If you want the whole grid — gas mark, fan vs non-fan conversion, and doneness temperatures — see the oven temperature chart.

Scientific extremes: a quick scale walk

At the cold end: absolute zero is -273.15°C, theoretically the point where quantum systems bottom out. Liquid nitrogen (-196°C) is cold enough to shatter a rose and preserve biological samples. Dry ice (-78.5°C) sublimes directly from solid to gas, which is why it's used in fog machines. At the warm end: iron melts at 1,538°C (2,800°F); the Sun's visible surface is about 5,500°C; the hottest recorded laboratory plasma has exceeded 5 trillion degrees. The human world occupies a very narrow band of the full thermal range.

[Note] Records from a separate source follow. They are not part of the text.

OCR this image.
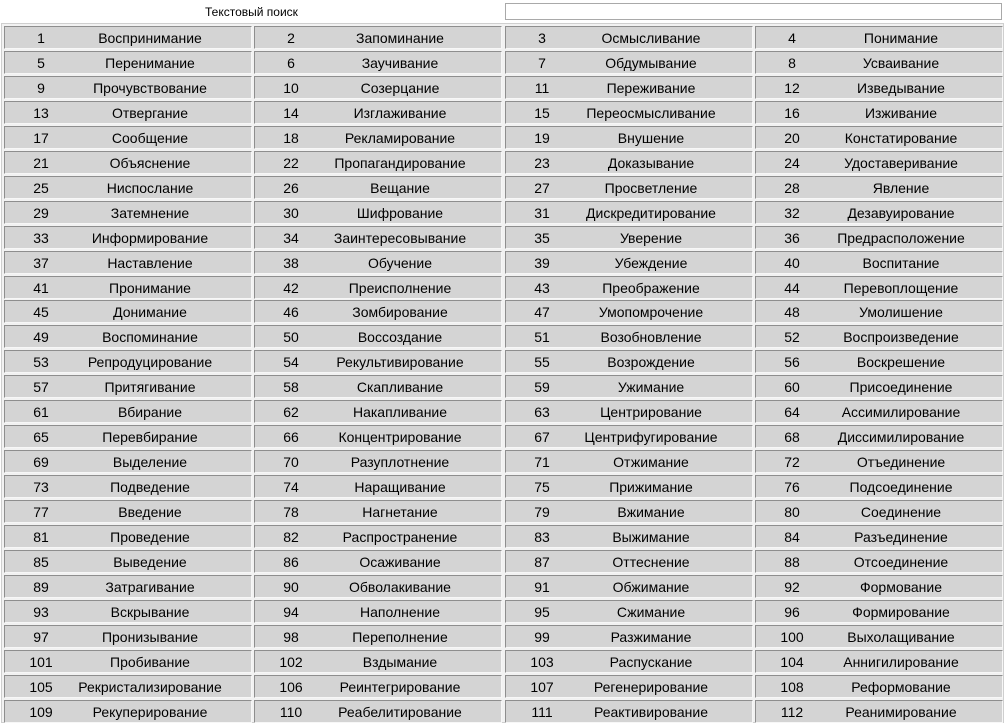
Текстовый поиск
1	Воспринимание	2	Запоминание	3	Осмысливание	4	Понимание
5	Перенимание	6	Заучивание	7	Обдумывание	8	Усваивание
9	Прочувствование	10	Созерцание	11	Переживание	12	Изведывание
13	Отвергание	14	Изглаживание	15	Переосмысливание	16	Изживание
17	Сообщение	18	Рекламирование	19	Внушение	20	Констатирование
21	Объяснение	22	Пропагандирование	23	Доказывание	24	Удоставеривание
25	Ниспослание	26	Вещание	27	Просветление	28	Явление
29	Затемнение	30	Шифрование	31	Дискредитирование	32	Дезавуирование
33	Информирование	34	Заинтересовывание	35	Уверение	36	Предрасположение
37	Наставление	38	Обучение	39	Убеждение	40	Воспитание
41	Пронимание	42	Преисполнение	43	Преображение	44	Перевоплощение
45	Донимание	46	Зомбирование	47	Умопомрочение	48	Умолишение
49	Воспоминание	50	Воссоздание	51	Возобновление	52	Воспроизведение
53	Репродуцирование	54	Рекультивирование	55	Возрождение	56	Воскрешение
57	Притягивание	58	Скапливание	59	Ужимание	60	Присоединение
61	Вбирание	62	Накапливание	63	Центрирование	64	Ассимилирование
65	Перевбирание	66	Концентрирование	67	Центрифугирование	68	Диссимилирование
69	Выделение	70	Разуплотнение	71	Отжимание	72	Отъединение
73	Подведение	74	Наращивание	75	Прижимание	76	Подсоединение
77	Введение	78	Нагнетание	79	Вжимание	80	Соединение
81	Проведение	82	Распространение	83	Выжимание	84	Разъединение
85	Выведение	86	Осаживание	87	Оттеснение	88	Отсоединение
89	Затрагивание	90	Обволакивание	91	Обжимание	92	Формование
93	Вскрывание	94	Наполнение	95	Сжимание	96	Формирование
97	Пронизывание	98	Переполнение	99	Разжимание	100	Выхолащивание
101	Пробивание	102	Вздымание	103	Распускание	104	Аннигилирование
105	Рекристализирование	106	Реинтегрирование	107	Регенерирование	108	Реформование
109	Рекуперирование	110	Реабелитирование	111	Реактивирование	112	Реанимирование
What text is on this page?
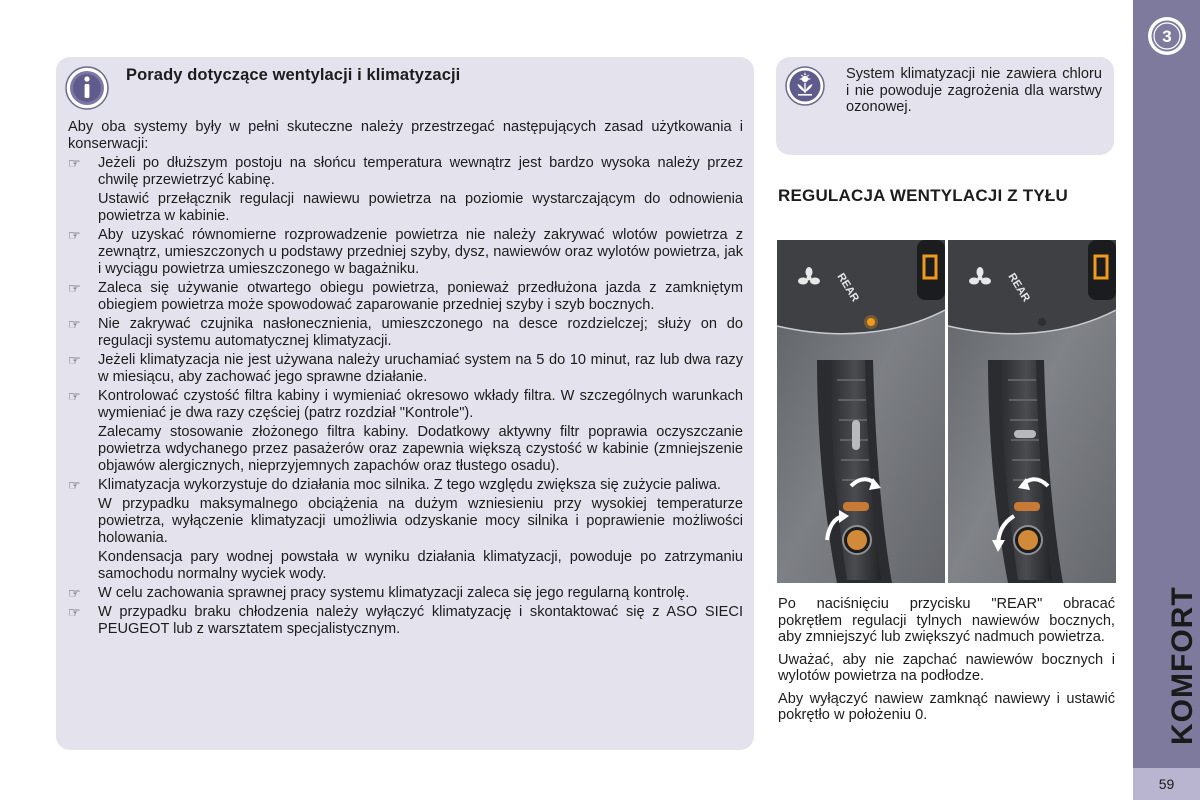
Porady dotyczące wentylacji i klimatyzacji
Aby oba systemy były w pełni skuteczne należy przestrzegać następujących zasad użytkowania i konserwacji:
☞	Jeżeli po dłuższym postoju na słońcu temperatura wewnątrz jest bardzo wysoka należy przez chwilę przewietrzyć kabinę.
Ustawić przełącznik regulacji nawiewu powietrza na poziomie wystarczającym do odnowienia powietrza w kabinie.
☞	Aby uzyskać równomierne rozprowadzenie powietrza nie należy zakrywać wlotów powietrza z zewnątrz, umieszczonych u podstawy przedniej szyby, dysz, nawiewów oraz wylotów powietrza, jak i wyciągu powietrza umieszczonego w bagażniku.
☞	Zaleca się używanie otwartego obiegu powietrza, ponieważ przedłużona jazda z zamkniętym obiegiem powietrza może spowodować zaparowanie przedniej szyby i szyb bocznych.
☞	Nie zakrywać czujnika nasłonecznienia, umieszczonego na desce rozdzielczej; służy on do regulacji systemu automatycznej klimatyzacji.
☞	Jeżeli klimatyzacja nie jest używana należy uruchamiać system na 5 do 10 minut, raz lub dwa razy w miesiącu, aby zachować jego sprawne działanie.
☞	Kontrolować czystość filtra kabiny i wymieniać okresowo wkłady filtra. W szczególnych warunkach wymieniać je dwa razy częściej (patrz rozdział "Kontrole").
Zalecamy stosowanie złożonego filtra kabiny. Dodatkowy aktywny filtr poprawia oczyszczanie powietrza wdychanego przez pasażerów oraz zapewnia większą czystość w kabinie (zmniejszenie objawów alergicznych, nieprzyjemnych zapachów oraz tłustego osadu).
☞	Klimatyzacja wykorzystuje do działania moc silnika. Z tego względu zwiększa się zużycie paliwa.
W przypadku maksymalnego obciążenia na dużym wzniesieniu przy wysokiej temperaturze powietrza, wyłączenie klimatyzacji umożliwia odzyskanie mocy silnika i poprawienie możliwości holowania.
Kondensacja pary wodnej powstała w wyniku działania klimatyzacji, powoduje po zatrzymaniu samochodu normalny wyciek wody.
☞	W celu zachowania sprawnej pracy systemu klimatyzacji zaleca się jego regularną kontrolę.
☞	W przypadku braku chłodzenia należy wyłączyć klimatyzację i skontaktować się z ASO SIECI PEUGEOT lub z warsztatem specjalistycznym.
System klimatyzacji nie zawiera chloru i nie powoduje zagrożenia dla warstwy ozonowej.
REGULACJA WENTYLACJI Z TYŁU
REAR	REAR

Po naciśnięciu przycisku "REAR" obracać pokrętłem regulacji tylnych nawiewów bocznych, aby zmniejszyć lub zwiększyć nadmuch powietrza.

Uważać, aby nie zapchać nawiewów bocznych i wylotów powietrza na podłodze.

Aby wyłączyć nawiew zamknąć nawiewy i ustawić pokrętło w położeniu 0.

3
KOMFORT
59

Why Celsius is better for daily life and Fahrenheit is better for feelings

Celsius anchors on water: 0 = freezing, 100 = boiling. That makes it better for chemistry, cooking, and international consistency. Fahrenheit uses a 0–100 scale that roughly maps to "very cold" to "very hot" for humans — 0°F is punishingly cold, 100°F is oppressively hot, and the middle of the scale corresponds to comfortable. Both are valid. The argument for metric is standardization; the argument for Fahrenheit is finer integer resolution in the human-relevant range (70°F, 75°F, 80°F are more distinct than 21°C, 24°C, 27°C when you're deciding on a sweater).

More conversion tools

Frequently Asked Questions

Humidity. Dry-bulb temperature (what a thermometer reads) is only half the story. When humidity is high, sweat doesn't evaporate well, so your body can't shed heat — a 35°C day at 80% humidity feels more dangerous than a 40°C day at 20%. The 'wet bulb' temperature captures this; a wet-bulb of 35°C is the theoretical survival limit for a healthy human, and parts of the Persian Gulf now reach it briefly each summer. Context matters more than the number.